The federal government’s solution? Purchase the beleaguered pipeline project for $4.5 billion, with the hopes of finding a buyer down the road. But a few months later, that investment stalled again, when the Federal Court of Appeals overturning approval of the pipeline expansion,

Where the project will go from here – and whether the government will be able to find a buyer if it does get built – remains to be seen.

Now, speaking of pipelines, we need to talk about…

The oil price differential

This year proved to be a rough year for Western Canadian Select, with the price for a barrel of Alberta oil plummeting to $10, a steep discount from its American counterpart.

The oil price differential prompted Alberta Premier Rachel Notley to cut oil production in the province, a drastic intervention that hasn’t been seen since the 1980s. 

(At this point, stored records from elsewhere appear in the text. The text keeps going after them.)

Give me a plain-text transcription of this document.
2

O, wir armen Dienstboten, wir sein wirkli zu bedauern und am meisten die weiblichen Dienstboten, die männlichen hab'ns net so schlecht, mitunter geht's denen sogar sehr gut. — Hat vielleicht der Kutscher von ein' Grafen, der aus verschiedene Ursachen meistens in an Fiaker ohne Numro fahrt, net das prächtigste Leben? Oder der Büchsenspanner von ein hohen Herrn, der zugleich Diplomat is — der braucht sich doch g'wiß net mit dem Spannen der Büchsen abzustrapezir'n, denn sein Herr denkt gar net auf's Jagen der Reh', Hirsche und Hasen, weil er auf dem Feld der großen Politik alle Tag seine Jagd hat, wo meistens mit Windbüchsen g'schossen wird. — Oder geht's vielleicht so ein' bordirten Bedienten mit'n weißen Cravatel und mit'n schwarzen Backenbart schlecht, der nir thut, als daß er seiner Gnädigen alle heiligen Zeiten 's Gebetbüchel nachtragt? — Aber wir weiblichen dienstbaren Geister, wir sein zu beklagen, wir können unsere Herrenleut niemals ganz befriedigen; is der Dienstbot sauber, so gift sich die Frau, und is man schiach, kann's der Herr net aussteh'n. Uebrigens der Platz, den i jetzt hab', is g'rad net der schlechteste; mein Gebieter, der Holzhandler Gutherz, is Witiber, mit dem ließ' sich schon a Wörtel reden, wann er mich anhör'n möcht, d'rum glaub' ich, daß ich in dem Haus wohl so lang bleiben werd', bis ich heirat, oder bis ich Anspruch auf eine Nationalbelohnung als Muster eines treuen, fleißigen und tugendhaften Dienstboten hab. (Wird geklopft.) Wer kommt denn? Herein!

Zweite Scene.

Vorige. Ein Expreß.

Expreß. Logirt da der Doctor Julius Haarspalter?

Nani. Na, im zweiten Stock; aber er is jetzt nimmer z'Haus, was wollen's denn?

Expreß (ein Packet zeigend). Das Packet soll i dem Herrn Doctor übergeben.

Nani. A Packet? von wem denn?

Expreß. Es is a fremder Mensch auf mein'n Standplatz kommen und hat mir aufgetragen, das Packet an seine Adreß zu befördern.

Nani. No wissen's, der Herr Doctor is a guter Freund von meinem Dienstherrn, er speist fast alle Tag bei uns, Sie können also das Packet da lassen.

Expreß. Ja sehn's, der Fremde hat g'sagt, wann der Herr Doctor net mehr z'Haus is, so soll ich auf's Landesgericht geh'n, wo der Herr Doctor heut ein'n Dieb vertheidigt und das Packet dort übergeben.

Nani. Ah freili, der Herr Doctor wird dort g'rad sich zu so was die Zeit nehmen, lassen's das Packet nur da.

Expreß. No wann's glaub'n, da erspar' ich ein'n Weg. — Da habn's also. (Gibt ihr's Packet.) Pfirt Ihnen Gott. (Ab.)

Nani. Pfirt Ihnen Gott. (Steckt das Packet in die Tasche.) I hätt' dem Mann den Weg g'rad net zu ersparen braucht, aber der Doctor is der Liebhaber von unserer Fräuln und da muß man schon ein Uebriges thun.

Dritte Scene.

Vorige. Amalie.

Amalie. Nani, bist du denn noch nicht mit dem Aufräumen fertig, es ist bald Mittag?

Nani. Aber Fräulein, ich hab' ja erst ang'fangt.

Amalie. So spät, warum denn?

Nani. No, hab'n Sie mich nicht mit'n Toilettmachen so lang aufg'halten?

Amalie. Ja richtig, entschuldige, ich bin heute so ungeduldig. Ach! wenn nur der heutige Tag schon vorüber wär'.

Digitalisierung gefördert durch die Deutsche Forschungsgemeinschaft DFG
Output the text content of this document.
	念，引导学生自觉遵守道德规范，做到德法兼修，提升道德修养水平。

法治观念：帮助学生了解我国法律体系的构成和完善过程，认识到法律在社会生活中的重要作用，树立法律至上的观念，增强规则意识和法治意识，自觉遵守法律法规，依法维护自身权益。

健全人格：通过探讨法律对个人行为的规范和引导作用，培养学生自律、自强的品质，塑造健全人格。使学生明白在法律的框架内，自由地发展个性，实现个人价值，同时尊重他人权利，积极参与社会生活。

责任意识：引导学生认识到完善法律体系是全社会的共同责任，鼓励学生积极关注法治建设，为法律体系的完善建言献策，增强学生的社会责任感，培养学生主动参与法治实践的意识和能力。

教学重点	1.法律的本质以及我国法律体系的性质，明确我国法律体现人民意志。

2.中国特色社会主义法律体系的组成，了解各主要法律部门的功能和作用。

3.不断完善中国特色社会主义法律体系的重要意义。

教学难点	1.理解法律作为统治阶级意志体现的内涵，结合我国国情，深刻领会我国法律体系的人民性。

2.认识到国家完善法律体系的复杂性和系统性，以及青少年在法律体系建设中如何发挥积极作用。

The cuts don’t come into effect until 2019, but the differential has already shrunk. The price difference between a barrel of Western Canadian Select and West Texas Intermediate, the U.S. benchmark, was US$25 – a considerable improvement from the $50 different several weeks earlier.

Tim Hortons

Tim Hortons found itself at the centre of controversy at the start of 2018, when the children of the company’s billionaire co-founders reduced employee benefits in response to the Kathleen Wynne government’s minimum wage hike. Wynne said the cutting of employee benefits was a “clear act of bullying,” and Tim Hortons responded by blaming a “rogue group” of franchises that it said did not represent the brand’s values. 

And who can forget the simmering conflict between the company and the Great White North Franchisee Association, a group representing more than half of Tim Hortons franchises. The good news is that, as of late, things seemed to have calmed down between the franchisee group and its parent company.

Bombardier’s really bad, no good year 

After several years that featured delivery delays, cost overruns and controversial government loans, things had finally started looking up for Bombardier.

In January, the U.S. International Trade Commission voted that sales of the CSeries jet did not harm the Boeing Co., eliminating a 292 per cent tariff that threatened Bombardier’s survival. (Its chief executive Alain Bellemare was literally popping bottles of champagne shortly without hours of that decision).  Bombardier’s deal to give Airbus full control of the CSeries program was finalized in August, breathing life and stability to a program that had been leaching capital for years.

For most of 2018, it looked like the worst was finally behind Bombardier. And then November happened.

After reporting quarterly results that featured a $600-million free cash flow shortfall, and than a review of its executive stock compensation plan from Quebec authorities, the company’s stock returned to levels not seen since the fight with Boeing first began. The company also announced it would be laying off 5,000 workers, prompting further backlash about government subsidies.

While analysts called the sell-off absurd and extreme, Bombardier’s still hasn’t bounced back.